The Life Course of Mentorship:
Learning Pearls for Mentors and Mentees

Recognition
  • Recognition of transitions is key as mentoring relationships develop; expectations and career circumstances evolve and transitions occur over time.
  • Mentoring need not necessarily end when either a mentor or mentee leaves the institution.
  • It is important to recognize a mentee’s need and readiness for independence.
Explicit Expectations Facilitate Transitions
  • Clarify and discuss expectations at each stage, including the length of the relationship and and expected transitions.
  • It is important that any issue be discussable, including when to make a transition or terminate the relationship.
Consultation
  • Seek outside consultation if roles and expectations are unclear or issues are unresolved.
  • Consultation can be especially helpful for a mentee if his mentor is his superior/supervisor.
  • Consultation should be sought from someone who has the respect and trust of both the mentor and mentee.
Accountability
  • Plan in advance for transitions, e.g., when a mentor or mentee leaves the institution or assumes a new role or project.

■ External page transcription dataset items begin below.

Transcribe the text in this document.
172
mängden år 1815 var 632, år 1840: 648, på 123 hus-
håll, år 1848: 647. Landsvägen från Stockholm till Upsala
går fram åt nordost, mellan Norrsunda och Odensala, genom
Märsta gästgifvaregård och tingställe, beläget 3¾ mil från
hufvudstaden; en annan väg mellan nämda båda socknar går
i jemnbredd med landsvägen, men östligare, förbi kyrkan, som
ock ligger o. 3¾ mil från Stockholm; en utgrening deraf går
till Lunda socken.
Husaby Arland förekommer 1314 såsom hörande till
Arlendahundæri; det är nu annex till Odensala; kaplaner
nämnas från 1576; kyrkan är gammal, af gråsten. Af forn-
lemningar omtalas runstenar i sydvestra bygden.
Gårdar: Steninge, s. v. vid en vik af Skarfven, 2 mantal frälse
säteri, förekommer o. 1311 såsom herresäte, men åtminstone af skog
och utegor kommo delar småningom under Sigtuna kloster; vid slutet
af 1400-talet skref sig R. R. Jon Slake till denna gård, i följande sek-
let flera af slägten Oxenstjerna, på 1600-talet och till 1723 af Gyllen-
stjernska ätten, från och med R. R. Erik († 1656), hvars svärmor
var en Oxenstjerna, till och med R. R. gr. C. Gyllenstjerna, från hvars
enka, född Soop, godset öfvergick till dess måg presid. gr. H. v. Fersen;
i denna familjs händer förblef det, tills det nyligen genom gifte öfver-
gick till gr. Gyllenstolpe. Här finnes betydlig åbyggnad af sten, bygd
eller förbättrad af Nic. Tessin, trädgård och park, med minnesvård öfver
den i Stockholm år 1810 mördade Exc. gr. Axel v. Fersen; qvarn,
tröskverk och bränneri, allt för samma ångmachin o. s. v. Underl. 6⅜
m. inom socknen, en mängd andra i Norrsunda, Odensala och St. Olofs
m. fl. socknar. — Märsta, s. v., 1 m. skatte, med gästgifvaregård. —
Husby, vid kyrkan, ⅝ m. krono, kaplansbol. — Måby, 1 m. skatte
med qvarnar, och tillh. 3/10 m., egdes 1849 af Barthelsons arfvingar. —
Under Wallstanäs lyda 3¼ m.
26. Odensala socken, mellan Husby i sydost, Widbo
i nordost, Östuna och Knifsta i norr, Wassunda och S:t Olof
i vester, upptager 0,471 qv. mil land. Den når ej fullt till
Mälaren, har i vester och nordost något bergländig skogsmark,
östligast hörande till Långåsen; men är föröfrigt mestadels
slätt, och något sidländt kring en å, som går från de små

  • Leaders (chairs, chiefs, directors) should be involved in communication during mentoring transitions e.g., alerting colleagues, identifying new mentors/mentees, and making introductions.
  • Consider a mentor transition as being similar to a transition in a physician‐patient relationship in which the physician bears some responsibility for helping her patient find a new provider when the relationship ends.
Distance Mentoring
  • Electronic media have expanded the potential for developing long‐distance mentoring relationships.
  • One caveat is that electronic communication also creates hurdles in many areas of mentoring, including mentoring assumptions, authorship, and accountability.
Authorship
  • Authorship issues are pervasive in mentoring.
  • It is important to understand veiled (e.g., funding of lab) roles in authorship decisions.
  • Senior faculty who are “true” mentors are altruistic about authorship, and at some point give up authorship positions on their mentees’ publications.
  • Authorship conflicts are often symptomatic of, and can be exacerbated by, mentoring transitions.
  • It is necessary to become familiar with the authorship guidelines for your institution.
Issues unique to the nature of mentoring in science/healthcare
  • Multi‐disciplinary and collaborative projects with cross‐disciplinary mentors require additional communication of expectations and roles, especially as mentoring relationships and authorship positions change.
  • Given the unpredictable path of scientific discovery, it is difficult to identify future mentors far in advance.